Ellen DeGeneres has joined Elton John and George Clooney and other voices, famous or otherwise, in calling for a boycott of all the hotels and properties in the Dorchester Collection, which is owned by the Sultan of Brunei, given his country’s implementation today of a new set of Sharia laws that will see, among others, the penalty of death by stoning for gay people and adulterers.
She also included a message encouraging her followers to "rise up" and "spread the word."
"Tomorrow, the country of #Brunei will start stoning gay people to death. We need to do something now. Please boycott these hotels owned by the Sultan of Brunei. Raise your voices now. Spread the word. Rise up," DeGeneres tweeted.
DeGeneres first spoke out for a boycott of these properties in 2014 when word first spread that Brunei would be instituting such laws, the Advocate reported.
Other celebrities who have spoken out for a boycott include George Clooney and Queer Eye's Bobby Berk and Jonathan Van Ness.
Currently, there are 73 countries – mostly in the Middle East, Africa and Asia – where homosexual activity between consenting adults is still illegal. Some countries only criminalise sex between men but a growing number have recently expanded their laws to include bisexual and lesbian women.

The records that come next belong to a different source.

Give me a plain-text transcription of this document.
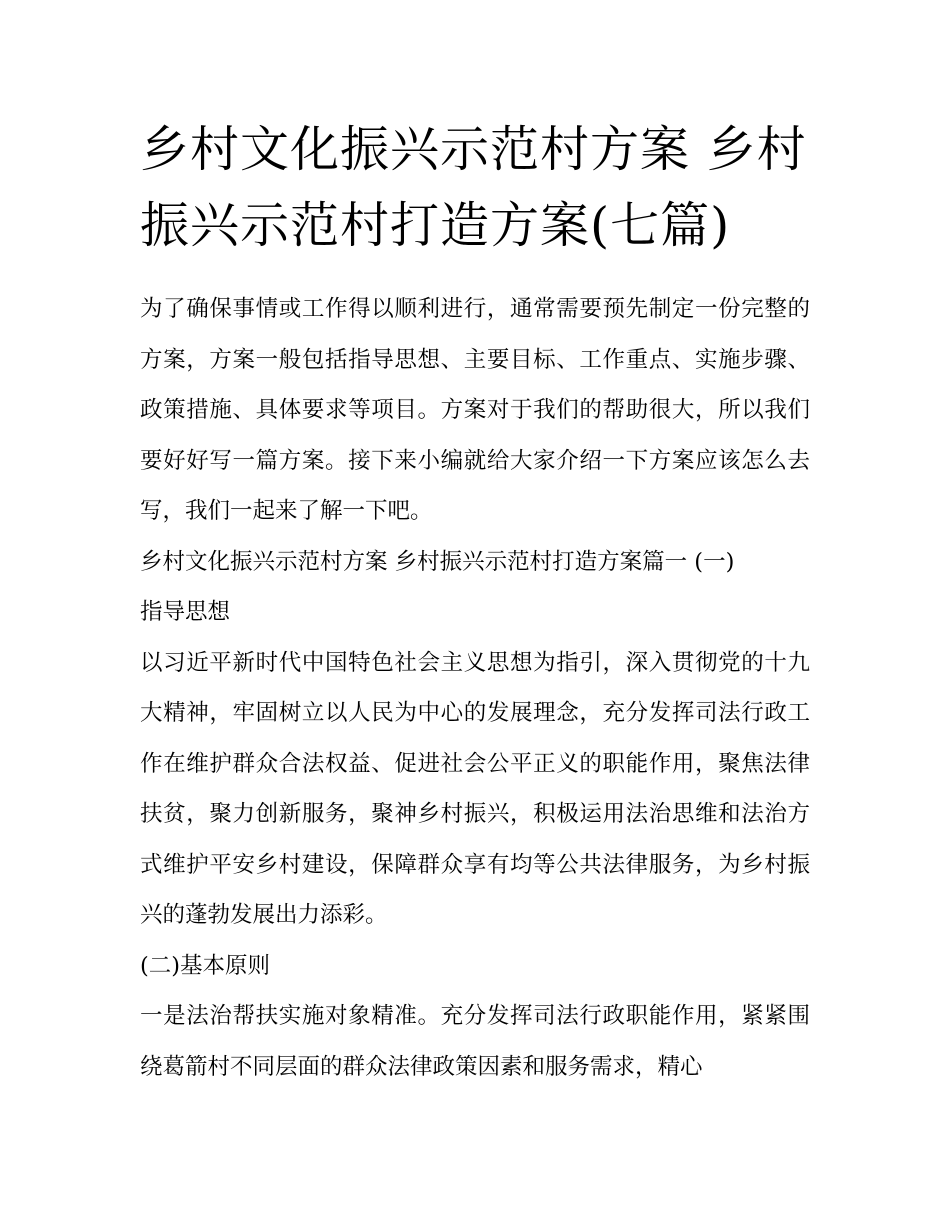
乡村文化振兴示范村方案 乡村振兴示范村打造方案(七篇)

为了确保事情或工作得以顺利进行，通常需要预先制定一份完整的方案，方案一般包括指导思想、主要目标、工作重点、实施步骤、政策措施、具体要求等项目。方案对于我们的帮助很大，所以我们要好好写一篇方案。接下来小编就给大家介绍一下方案应该怎么去写，我们一起来了解一下吧。

乡村文化振兴示范村方案 乡村振兴示范村打造方案篇一 (一)

指导思想

以习近平新时代中国特色社会主义思想为指引，深入贯彻党的十九大精神，牢固树立以人民为中心的发展理念，充分发挥司法行政工作在维护群众合法权益、促进社会公平正义的职能作用，聚焦法律扶贫，聚力创新服务，聚神乡村振兴，积极运用法治思维和法治方式维护平安乡村建设，保障群众享有均等公共法律服务，为乡村振兴的蓬勃发展出力添彩。

(二)基本原则

一是法治帮扶实施对象精准。充分发挥司法行政职能作用，紧紧围绕葛箭村不同层面的群众法律政策因素和服务需求，精心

And in some nations where homosexuality has been decriminalized, LGBTI people can still face violence, arbitrary arrest, imprisonment and torture, according to Amnesty International.
There are currently eight countries in which homosexuality is punishable by death, according to the International Lesbian, Gay, Bisexual, Trans and Intersex Association’s (ILGA) latest State-Sponsored Homophobia report.
These are Iran, Sudan, Saudi Arabia and Yemen; parts of Somalia and northern Nigeria, under sharia law. The death penalty is applied by non-state actors, including Islamic state, in Syria and Iraq. This list now needs to be opened up to include Brunei.
In addition, the death penalty could be handed down under sharia law in Mauritania, Afghanistan, Pakistan, Qatar and the United Arab Emirates, though it does not appear to have been implemented, the report says.
Interestingly, the only country in the Middle East where homosexuality is not only not a criminal offence, but actually celebrated in one of the most famous gay pride parades in the world, is Israel, at its famous annual Mardi Gras event in Tel Aviv.